Little was selected by the Jacksonville Jaguars in the sixth round (212th overall) in the 2024 NFL draft. He is the youngest kicker ever to be drafted into the NFL. Little beat Riley Patterson early in training camp to be the kicker for the Jaguars in 2024. He was named to the PFWA All-Rookie Team.

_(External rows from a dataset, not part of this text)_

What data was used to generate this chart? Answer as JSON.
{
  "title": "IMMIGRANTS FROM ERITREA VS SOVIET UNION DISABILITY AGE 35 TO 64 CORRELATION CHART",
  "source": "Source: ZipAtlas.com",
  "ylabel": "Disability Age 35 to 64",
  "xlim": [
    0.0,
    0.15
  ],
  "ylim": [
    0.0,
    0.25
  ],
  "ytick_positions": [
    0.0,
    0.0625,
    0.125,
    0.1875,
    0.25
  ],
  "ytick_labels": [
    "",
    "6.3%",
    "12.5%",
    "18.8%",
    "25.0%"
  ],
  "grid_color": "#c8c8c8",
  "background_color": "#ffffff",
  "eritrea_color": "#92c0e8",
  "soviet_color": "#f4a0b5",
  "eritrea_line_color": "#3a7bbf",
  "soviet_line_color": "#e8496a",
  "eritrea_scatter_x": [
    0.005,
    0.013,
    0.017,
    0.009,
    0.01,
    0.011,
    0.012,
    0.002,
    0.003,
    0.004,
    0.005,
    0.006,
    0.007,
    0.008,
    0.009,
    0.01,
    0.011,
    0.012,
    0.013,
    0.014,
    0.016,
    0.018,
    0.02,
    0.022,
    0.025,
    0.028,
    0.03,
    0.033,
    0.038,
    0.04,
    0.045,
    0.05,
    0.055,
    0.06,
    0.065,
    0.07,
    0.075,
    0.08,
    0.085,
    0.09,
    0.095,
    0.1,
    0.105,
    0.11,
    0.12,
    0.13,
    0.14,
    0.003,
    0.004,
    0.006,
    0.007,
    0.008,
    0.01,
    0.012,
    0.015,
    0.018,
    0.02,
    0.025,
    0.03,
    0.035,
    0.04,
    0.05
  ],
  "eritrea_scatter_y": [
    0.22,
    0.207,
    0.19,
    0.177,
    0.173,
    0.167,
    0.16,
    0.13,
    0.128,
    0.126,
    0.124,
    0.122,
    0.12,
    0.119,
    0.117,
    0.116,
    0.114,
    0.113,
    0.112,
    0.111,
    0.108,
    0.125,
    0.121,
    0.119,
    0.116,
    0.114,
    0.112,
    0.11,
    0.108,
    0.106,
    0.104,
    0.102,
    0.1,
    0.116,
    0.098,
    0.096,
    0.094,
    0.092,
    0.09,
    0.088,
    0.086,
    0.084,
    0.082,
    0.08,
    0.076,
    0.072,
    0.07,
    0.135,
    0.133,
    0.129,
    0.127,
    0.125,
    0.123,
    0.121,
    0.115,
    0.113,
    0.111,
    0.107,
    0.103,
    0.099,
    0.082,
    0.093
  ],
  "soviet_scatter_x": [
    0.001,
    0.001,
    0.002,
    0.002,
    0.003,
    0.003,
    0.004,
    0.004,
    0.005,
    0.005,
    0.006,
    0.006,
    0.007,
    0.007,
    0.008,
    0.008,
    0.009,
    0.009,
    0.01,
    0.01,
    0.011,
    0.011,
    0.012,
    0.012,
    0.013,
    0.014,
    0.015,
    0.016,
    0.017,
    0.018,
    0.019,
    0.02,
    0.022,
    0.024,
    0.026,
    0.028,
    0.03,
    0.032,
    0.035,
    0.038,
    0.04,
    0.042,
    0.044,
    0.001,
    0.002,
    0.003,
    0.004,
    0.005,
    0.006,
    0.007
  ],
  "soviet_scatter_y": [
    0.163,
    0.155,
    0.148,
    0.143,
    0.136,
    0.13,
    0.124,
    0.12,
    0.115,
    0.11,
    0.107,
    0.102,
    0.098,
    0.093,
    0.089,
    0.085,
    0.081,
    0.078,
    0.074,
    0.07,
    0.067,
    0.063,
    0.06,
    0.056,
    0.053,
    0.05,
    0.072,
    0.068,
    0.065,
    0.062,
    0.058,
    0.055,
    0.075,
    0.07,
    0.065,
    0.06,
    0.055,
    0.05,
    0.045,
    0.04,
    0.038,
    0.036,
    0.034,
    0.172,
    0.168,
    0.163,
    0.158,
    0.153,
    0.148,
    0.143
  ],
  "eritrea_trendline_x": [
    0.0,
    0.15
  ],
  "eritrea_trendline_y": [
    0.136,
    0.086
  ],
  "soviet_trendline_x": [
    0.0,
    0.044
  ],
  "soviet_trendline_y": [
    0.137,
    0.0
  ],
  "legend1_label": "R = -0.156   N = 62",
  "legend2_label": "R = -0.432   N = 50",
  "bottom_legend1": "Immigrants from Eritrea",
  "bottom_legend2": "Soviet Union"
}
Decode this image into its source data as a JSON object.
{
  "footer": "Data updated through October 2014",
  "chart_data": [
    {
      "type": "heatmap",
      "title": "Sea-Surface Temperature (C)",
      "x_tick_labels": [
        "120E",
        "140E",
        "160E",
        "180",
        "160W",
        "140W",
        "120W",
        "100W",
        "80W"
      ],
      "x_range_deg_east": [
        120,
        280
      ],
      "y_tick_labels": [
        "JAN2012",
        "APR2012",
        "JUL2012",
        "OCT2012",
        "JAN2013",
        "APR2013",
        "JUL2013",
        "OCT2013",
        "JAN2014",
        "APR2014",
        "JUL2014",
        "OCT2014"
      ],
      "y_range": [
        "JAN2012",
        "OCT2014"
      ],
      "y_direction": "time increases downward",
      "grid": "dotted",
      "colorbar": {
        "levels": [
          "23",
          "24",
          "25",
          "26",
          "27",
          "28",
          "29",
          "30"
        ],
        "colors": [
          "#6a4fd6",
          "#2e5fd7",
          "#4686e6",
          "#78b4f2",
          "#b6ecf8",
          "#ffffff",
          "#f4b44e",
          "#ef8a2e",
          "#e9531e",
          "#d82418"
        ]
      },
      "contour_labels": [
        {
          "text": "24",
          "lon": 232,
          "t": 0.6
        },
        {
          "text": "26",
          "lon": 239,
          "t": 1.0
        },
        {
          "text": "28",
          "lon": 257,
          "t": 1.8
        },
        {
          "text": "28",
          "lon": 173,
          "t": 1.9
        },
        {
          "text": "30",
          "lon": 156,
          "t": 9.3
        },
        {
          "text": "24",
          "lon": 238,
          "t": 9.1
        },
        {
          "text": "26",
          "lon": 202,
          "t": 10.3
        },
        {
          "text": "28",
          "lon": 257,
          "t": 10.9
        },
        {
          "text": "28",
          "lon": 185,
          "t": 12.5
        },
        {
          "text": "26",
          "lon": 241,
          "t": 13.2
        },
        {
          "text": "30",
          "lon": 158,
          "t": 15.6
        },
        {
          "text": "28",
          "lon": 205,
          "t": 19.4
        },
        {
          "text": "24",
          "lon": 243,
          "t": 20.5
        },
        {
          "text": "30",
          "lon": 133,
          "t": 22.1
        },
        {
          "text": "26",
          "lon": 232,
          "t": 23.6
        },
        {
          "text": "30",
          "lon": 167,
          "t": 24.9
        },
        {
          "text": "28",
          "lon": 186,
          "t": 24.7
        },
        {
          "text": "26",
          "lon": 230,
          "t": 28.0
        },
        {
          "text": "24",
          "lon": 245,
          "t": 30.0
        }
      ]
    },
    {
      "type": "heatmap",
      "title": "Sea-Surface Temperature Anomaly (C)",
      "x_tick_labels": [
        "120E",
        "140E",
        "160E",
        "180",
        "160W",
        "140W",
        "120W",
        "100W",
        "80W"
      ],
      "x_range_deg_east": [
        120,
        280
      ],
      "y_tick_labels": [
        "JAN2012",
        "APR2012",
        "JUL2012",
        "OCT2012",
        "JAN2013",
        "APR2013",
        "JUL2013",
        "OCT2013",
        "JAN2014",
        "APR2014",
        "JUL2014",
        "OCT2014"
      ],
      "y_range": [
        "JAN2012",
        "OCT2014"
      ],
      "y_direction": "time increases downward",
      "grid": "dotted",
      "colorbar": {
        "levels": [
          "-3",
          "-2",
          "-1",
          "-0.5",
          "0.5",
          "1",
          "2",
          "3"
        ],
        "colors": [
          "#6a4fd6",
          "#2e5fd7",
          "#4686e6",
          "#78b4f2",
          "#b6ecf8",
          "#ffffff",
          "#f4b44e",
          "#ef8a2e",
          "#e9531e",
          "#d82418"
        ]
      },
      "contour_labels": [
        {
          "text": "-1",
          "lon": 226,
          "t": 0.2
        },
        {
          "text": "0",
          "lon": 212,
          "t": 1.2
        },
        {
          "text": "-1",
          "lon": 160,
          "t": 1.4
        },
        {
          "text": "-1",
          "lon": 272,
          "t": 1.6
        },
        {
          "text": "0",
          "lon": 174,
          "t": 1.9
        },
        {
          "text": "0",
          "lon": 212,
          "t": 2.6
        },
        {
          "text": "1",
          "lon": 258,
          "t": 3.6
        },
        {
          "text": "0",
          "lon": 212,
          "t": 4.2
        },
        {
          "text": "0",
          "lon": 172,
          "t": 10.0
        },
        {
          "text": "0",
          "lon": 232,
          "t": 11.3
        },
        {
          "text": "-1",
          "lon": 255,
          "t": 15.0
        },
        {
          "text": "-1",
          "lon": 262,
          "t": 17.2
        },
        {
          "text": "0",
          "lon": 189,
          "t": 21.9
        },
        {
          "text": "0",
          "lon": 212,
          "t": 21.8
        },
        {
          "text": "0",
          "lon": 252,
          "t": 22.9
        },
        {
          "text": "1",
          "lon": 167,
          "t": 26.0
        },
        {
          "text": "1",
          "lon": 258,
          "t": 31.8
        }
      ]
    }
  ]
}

On August 9, 2025, Little kicked a 70-yard field goal in a preseason game against the Pittsburgh Steelers; as of 2026, this is the longest recorded successful field goal in a game at any level of organized football. The field goal was one yard longer than Ove Johansson's record set while playing for Abilene Christian University in 1976. However, due to Little's kick occurring during an NFL preseason game, it did not officially count as an NFL record. On November 2, while visiting the Las Vegas Raiders, Little made a 68-yard field goal at the end of the first half, breaking the previous record of 66 yards set in 2021 by Justin Tucker of the Baltimore Ravens. During the regular season finale against the Tennessee Titans at EverBank Stadium in Jacksonville, Little made NFL history by kicking a 67-yard field goal, setting the record for the longest outdoor kick and the second-longest NFL field goal.

Pre-draft measurables
| Height | Weight | Arm length | Hand span | Wingspan |
| 6 ft 1 in (1.85 m) | 172 lb (78 kg) | 30+1⁄2 in (0.77 m) | 9+1⁄4 in (0.23 m) | 6 ft 1+5⁄8 in (1.87 m) |
All values from NFL Combine

==Career statistics==
===NFL===

Legend
|  | NFL record |
|  | Led the league |
| Bold | Career high |

==== Regular season ====

| General |  |  | Field goals |  |  |  |  | PATs |  |  | Kickoffs |  |  | Points |
|---|---|---|---|---|---|---|---|---|---|---|---|---|---|---|
| Season | Team | GP | FGM | FGA | FG% | Blck | Long | XPM | XPA | XP% | KO | Avg | TBs | Pts |
| 2024 | JAX | 17 | 27 | 29 | 93.1% | 0 | 59 | 27 | 27 | 100.0% | 76 | 64.0 | 65 | 108 |
| 2025 | JAX | 17 | 30 | 34 | 88.2% | 0 | 68 | 50 | 51 | 98.0% | 97 | 61.0 | 37 | 140 |
| 2026 | JAX | 2 | 5 | 4 | 80.0% | 0 | 47 | 5 | 5 | 100.0% | 10 | 63.0 | 1 | 17 |
| Career |  | 36 | 61 | 68 | 89.7% | 0 | 68 | 82 | 83 | 98.8% | 183 | 62.3 | 103 | 265 |

==== Postseason ====

| General |  |  | Field goals |  |  |  |  | PATs |  |  | Kickoffs |  |  | Points |
|---|---|---|---|---|---|---|---|---|---|---|---|---|---|---|
| Season | Team | GP | FGM | FGA | FG% | Blck | Long | XPM | XPA | XP% | KO | Avg | TBs | Pts |
| 2025 | JAX | 1 | 1 | 2 | 50.0% | 0 | 43 | 3 | 3 | 100.0% | 5 | 63.8 | 1 | 6 |
| Career |  | 1 | 1 | 2 | 50.0% | 0 | 43 | 3 | 3 | 100.0% | 5 | 63.8 | 1 | 6 |

===College===

College statistics
| Year | Team | GP | FGM | FGA | Pct | Lng | XPM | XPA | Pct |
|---|---|---|---|---|---|---|---|---|---|
| 2021 | Arkansas | 13 | 20 | 24 | 83.3% | 51 | 46 | 46 | 100.0% |
| 2022 | Arkansas | 13 | 13 | 16 | 81.3% | 51 | 50 | 50 | 100.0% |
| 2023 | Arkansas | 12 | 20 | 24 | 83.3% | 56 | 33 | 33 | 100.0% |
| Career |  | 38 | 53 | 64 | 82.8% | 56 | 129 | 129 | 100.0% |

==Personal life==
Little drew media attention for his charity work with Down Syndrome Connection of Northwest Arkansas, which led to an appearance on Good Morning America.